Sie waren nach 40 Jahren in Hamburg nach Rüthen zurückgekommen, wollten sich engagieren und hatten Ideen. „Einladend mit schönem Ambiente“ sollte das Nachfolgeprojekt des Möbelkellers werden. „Bei der Suche nach einem passenden Standort hatten wir dann Glück“, blickt Christa Mertens zurück: „Der Eigentümer tut ein gutes Werk, für den Laden in sehr guter Lage zahlen wir nur die Nebenkosten.“ Ein „Sechser im Lotto“ war zudem die Tatsache, dass in den Räumen früher wirklich ein Porzellangeschäft untergebracht war und die Ausstattung mit Regalen und Beleuchtung noch vorhanden war. So stand einer perfekten Präsentation nichts mehr im Wege. Diesen Anspruch haben die Aktiven auch in anderer Hinsicht: Flyer, Internetseite und alles Drumherum sind professionell gestaltet, damit nichts „gebastelt“ wirkt.
Insgesamt zählt die CKD Rüthen rund 80 Aktive, davon 13 Männer. Sie kümmern sich darum, die Möbel abzuholen und für die Präsentation im Geschäft aufzuarbeiten. „Alle dürfen hier einkaufen“, sagt Hildegard von Fürstenberg, die ebenfalls zum achtköpfigen Team im Laden gehört. Niemand muss seine Bedürftigkeit nachweisen. So kommen Menschen mit wenig Geld genauso wie andere, die beim Konsum auf Nachhaltigkeit achten und lieber gebraucht kaufen – ein Trend, der gerade bei jungen Menschen verbreitet ist. Entsprechend ist auch nicht von „Gebrauchtem“, sondern von „schönen Dingen mit Geschichte“ die Rede. Für Christa Mertens ist es wichtig, dabei die Motivation, aus der heraus man sich engagiert, nicht zu vergessen: „Bei der Frage, warum wir das tun, geht es um unseren Anspruch als Christen, füreinander da zu sein und zu sorgen und natürlich auch um Spiritualität.“ Deshalb hat sie den Gedanken, im Geschäft – diesem „Andersort von Kirche“ – auch Gottesdienste zu feiern.

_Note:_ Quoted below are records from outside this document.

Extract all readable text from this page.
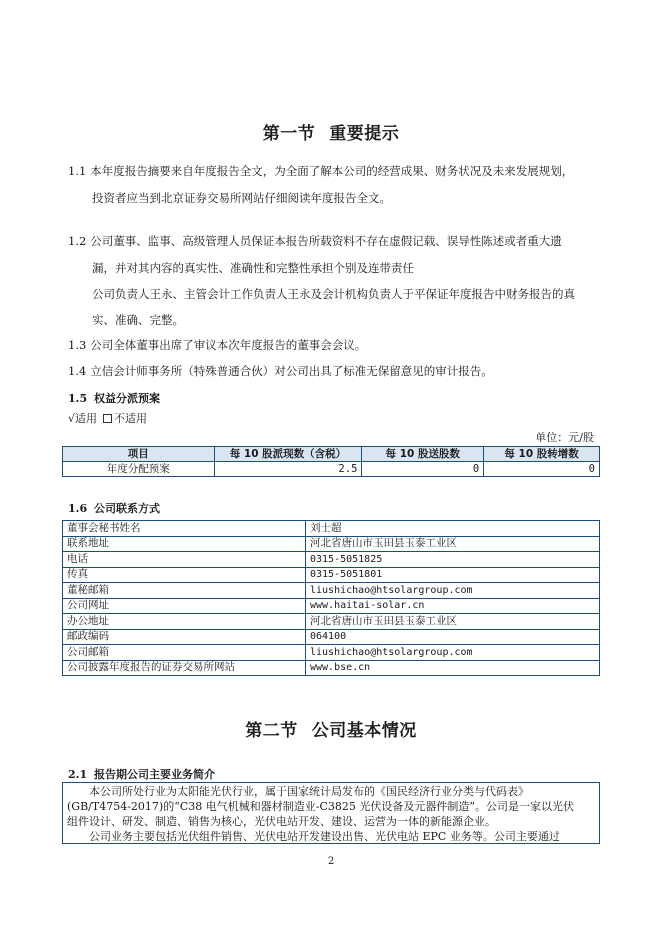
第一节 重要提示
1.1 本年度报告摘要来自年度报告全文，为全面了解本公司的经营成果、财务状况及未来发展规划，
投资者应当到北京证券交易所网站仔细阅读年度报告全文。
1.2 公司董事、监事、高级管理人员保证本报告所载资料不存在虚假记载、误导性陈述或者重大遗
漏，并对其内容的真实性、准确性和完整性承担个别及连带责任
公司负责人王永、主管会计工作负责人王永及会计机构负责人于平保证年度报告中财务报告的真
实、准确、完整。
1.3 公司全体董事出席了审议本次年度报告的董事会会议。
1.4 立信会计师事务所（特殊普通合伙）对公司出具了标准无保留意见的审计报告。
1.5 权益分派预案
√适用 不适用
单位：元/股
项目	每 10 股派现数（含税）	每 10 股送股数	每 10 股转增数
年度分配预案	2.5	0	0
1.6 公司联系方式
董事会秘书姓名	刘士超
联系地址	河北省唐山市玉田县玉泰工业区
电话	0315-5051825
传真	0315-5051801
董秘邮箱	liushichao@htsolargroup.com
公司网址	www.haitai-solar.cn
办公地址	河北省唐山市玉田县玉泰工业区
邮政编码	064100
公司邮箱	liushichao@htsolargroup.com
公司披露年度报告的证券交易所网站	www.bse.cn
第二节 公司基本情况
2.1 报告期公司主要业务简介

本公司所处行业为太阳能光伏行业，属于国家统计局发布的《国民经济行业分类与代码表》

(GB/T4754-2017)的“C38 电气机械和器材制造业-C3825 光伏设备及元器件制造”。公司是一家以光伏
组件设计、研发、制造、销售为核心，光伏电站开发、建设、运营为一体的新能源企业。

公司业务主要包括光伏组件销售、光伏电站开发建设出售、光伏电站 EPC 业务等。公司主要通过

2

„Füreinander da sein“ – dieser Anspruch wird bei „aufgemöbelt“ auch in anderer Hinsicht verwirklicht: Um einen großen Tisch mitten im Geschäft sitzen Elisabeth Beckmann, Ida Diemel, Christel Albring und Leni Hermes. Angeregt unterhalten sich die vier älteren Damen bei Kaffee und Streuselkuchen. Elisabeth Beckmann kommt regelmäßig. Sie habe zwar ein schönes Zuhause, „aber ich brauche Abwechslung“. „Einsamkeit macht krank“, sagt Ida Diemel, „und dem kann man hier doch prima vorbeugen!“ „Es soll eben nicht nur um das Verkaufen gehen“, erläutert Hanne Fromme, „auch soziale Kontakte sollen hier aufgemöbelt werden.“ Dazu gibt es die unterschiedlichsten Angebote und Veranstaltungen von regelmäßigen Treffen bis zu Nähkursen oder Workshops über „Upcycling“.

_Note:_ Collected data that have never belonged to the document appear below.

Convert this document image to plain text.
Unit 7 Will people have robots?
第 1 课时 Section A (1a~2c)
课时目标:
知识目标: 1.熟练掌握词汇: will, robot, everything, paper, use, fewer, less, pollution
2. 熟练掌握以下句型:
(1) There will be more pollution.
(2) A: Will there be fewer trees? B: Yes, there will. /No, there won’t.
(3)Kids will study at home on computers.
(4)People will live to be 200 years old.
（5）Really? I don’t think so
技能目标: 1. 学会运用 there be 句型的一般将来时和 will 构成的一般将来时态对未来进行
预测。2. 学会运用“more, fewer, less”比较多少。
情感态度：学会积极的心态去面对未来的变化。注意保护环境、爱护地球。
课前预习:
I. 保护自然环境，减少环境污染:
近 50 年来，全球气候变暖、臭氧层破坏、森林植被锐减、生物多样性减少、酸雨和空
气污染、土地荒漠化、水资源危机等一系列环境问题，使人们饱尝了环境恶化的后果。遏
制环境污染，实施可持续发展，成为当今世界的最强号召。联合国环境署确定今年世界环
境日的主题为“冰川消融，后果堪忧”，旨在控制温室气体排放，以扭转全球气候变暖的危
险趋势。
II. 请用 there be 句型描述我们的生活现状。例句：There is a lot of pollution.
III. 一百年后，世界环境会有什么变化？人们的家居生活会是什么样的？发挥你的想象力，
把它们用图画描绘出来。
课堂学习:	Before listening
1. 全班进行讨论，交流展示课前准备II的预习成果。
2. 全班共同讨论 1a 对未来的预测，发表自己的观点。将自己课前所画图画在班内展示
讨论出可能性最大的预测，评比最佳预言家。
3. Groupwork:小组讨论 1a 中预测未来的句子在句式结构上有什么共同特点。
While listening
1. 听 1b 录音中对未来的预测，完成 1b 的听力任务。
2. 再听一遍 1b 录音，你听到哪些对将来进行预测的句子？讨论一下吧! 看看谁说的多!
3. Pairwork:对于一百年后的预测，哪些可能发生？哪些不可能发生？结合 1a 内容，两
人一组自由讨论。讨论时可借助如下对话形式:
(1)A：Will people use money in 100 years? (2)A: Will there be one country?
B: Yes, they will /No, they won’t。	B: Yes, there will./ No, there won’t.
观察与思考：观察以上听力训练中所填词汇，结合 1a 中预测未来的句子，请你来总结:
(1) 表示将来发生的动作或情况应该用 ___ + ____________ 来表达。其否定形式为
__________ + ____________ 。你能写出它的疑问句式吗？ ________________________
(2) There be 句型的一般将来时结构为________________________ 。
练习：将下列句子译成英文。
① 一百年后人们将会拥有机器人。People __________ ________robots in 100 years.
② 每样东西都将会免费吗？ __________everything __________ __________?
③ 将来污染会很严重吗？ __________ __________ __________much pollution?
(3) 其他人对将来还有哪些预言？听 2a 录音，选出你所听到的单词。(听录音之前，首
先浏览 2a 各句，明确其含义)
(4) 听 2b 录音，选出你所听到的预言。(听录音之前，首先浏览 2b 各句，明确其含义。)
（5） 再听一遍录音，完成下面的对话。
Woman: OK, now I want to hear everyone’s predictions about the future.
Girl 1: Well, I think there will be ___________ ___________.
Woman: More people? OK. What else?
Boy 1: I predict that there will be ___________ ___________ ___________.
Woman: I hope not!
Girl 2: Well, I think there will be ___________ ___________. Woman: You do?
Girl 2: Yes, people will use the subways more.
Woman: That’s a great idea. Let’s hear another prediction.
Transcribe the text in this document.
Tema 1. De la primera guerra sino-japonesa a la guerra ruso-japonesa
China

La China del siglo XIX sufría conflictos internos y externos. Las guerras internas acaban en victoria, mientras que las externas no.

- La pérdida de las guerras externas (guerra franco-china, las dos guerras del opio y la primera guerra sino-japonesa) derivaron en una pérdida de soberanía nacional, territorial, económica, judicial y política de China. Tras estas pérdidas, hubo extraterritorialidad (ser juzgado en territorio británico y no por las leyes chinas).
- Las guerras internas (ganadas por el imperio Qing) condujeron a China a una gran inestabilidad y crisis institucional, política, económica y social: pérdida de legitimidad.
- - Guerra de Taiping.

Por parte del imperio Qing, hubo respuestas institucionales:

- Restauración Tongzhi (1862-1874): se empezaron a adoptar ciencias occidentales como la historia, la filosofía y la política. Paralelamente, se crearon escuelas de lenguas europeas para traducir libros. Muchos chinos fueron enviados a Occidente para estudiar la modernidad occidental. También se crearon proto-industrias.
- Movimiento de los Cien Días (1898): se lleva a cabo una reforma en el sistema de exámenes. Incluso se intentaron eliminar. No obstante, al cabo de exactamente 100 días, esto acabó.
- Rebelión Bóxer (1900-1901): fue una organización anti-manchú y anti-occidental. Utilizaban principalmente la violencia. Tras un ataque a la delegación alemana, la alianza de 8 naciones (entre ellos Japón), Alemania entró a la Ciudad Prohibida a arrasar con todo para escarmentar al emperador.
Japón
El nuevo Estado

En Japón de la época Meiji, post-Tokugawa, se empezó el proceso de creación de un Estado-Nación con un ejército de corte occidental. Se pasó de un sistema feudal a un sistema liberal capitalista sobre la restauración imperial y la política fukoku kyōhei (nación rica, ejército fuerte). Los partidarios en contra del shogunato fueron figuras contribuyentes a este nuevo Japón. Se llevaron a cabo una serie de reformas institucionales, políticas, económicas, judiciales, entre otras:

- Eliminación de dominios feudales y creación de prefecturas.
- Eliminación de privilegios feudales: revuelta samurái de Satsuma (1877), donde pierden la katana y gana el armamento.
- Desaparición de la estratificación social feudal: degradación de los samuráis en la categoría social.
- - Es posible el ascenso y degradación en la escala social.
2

Sich nicht als bedürftig outen
Die Tatsache, dass man sich hier nicht als bedürftig outen muss, macht es nach Ansicht von Hanne Fromme für viele Menschen leichter, in den Laden zu kommen. Platz für Neues schaffen, ohne das Alte einfach wegzuwerfen, sondern es einer neuen Verwendung zuführen und es auf diese Weise wertschätzen: Die Idee hinter „aufgemöbelt“ ließe sich auch auf die Arbeit der CKD im Erzbistum Paderborn übertragen, findet Dorothee Schulte vom CKD-Diözesanvorstand: „Vieles ist im Moment im Umbruch, manches muss man auslaufen lassen, damit etwas anderes entstehen kann.“ Der Spagat, das hinzubekommen, ohne verdiente Ehrenamtliche vor den Kopf zu stoßen, sei nicht einfach. „Aber das müssen wir schaffen!“
In das Klagelied, dass das Ehrenamt auf dem Rückzug sei, will man hier nicht einstimmen. Mit Blick auf die zahlreichen „Boomer“, die aktuell und in den kommenden Jahren in den Ruhestand gehen, gebe es ein großes Potenzial an Menschen, die sich engagieren wollten und fit seien, meint Wolfgang Möser vom CKD-Diözesanvorstand. „Passgenaue Angebote“ seien wichtig: „Mit unseren Talentbörsen, die regelmäßig stattfinden, haben wir gute Erfahrungen gemacht.“ Statt Aufgaben zu verteilen oder Vorstandsposten zu vergeben, komme es darauf an, gezielt nach Talenten und Wünschen zu fragen: „Was können sich potenzielle Ehrenamtliche gut vorstellen, was möchten sie auf keinen Fall übernehmen?“
Nicht klagen
Wenn Kirche an gesellschaftlicher Relevanz verliere, dürfe sie sich nicht zurückziehen und klagen, sondern müsse „rausgehen“ und über den eigenen Tellerrand hinausschauen, finden die Frauen. Deshalb bleibt die CKD nicht im „kirchlichen Dunstkreis“: Der Erlös von „aufgemöbelt“ wird jedes Jahr gespendet und geht in erster Linie an Einrichtungen für Kinder und Jugendliche – unabhängig davon, ob diese katholisch sind oder nicht. Walburga Mertens hat in der Zwischenzeit eine Kundin beraten, die Gläser suchte. „Verkaufen lernt man schnell“, meint sie. Einmal in der Woche steht die Rüthenerin für zwei Stunden hinter der Ladentheke. Bei der Preisgestaltung helfen die entsprechenden Gebrauchtbörsen im Internet. Auch wenn alles im Geschäft mit einem Preis ausgezeichnet ist, gibt es einen Verhandlungsspielraum. „Und wenn man sieht, dass die Leute, die vorher um jeden Euro gefeilscht haben, draußen in einen schicken BMW steigen, dann verbucht man das unter Lehrgeld“, erklärt Christa Mertens und lacht.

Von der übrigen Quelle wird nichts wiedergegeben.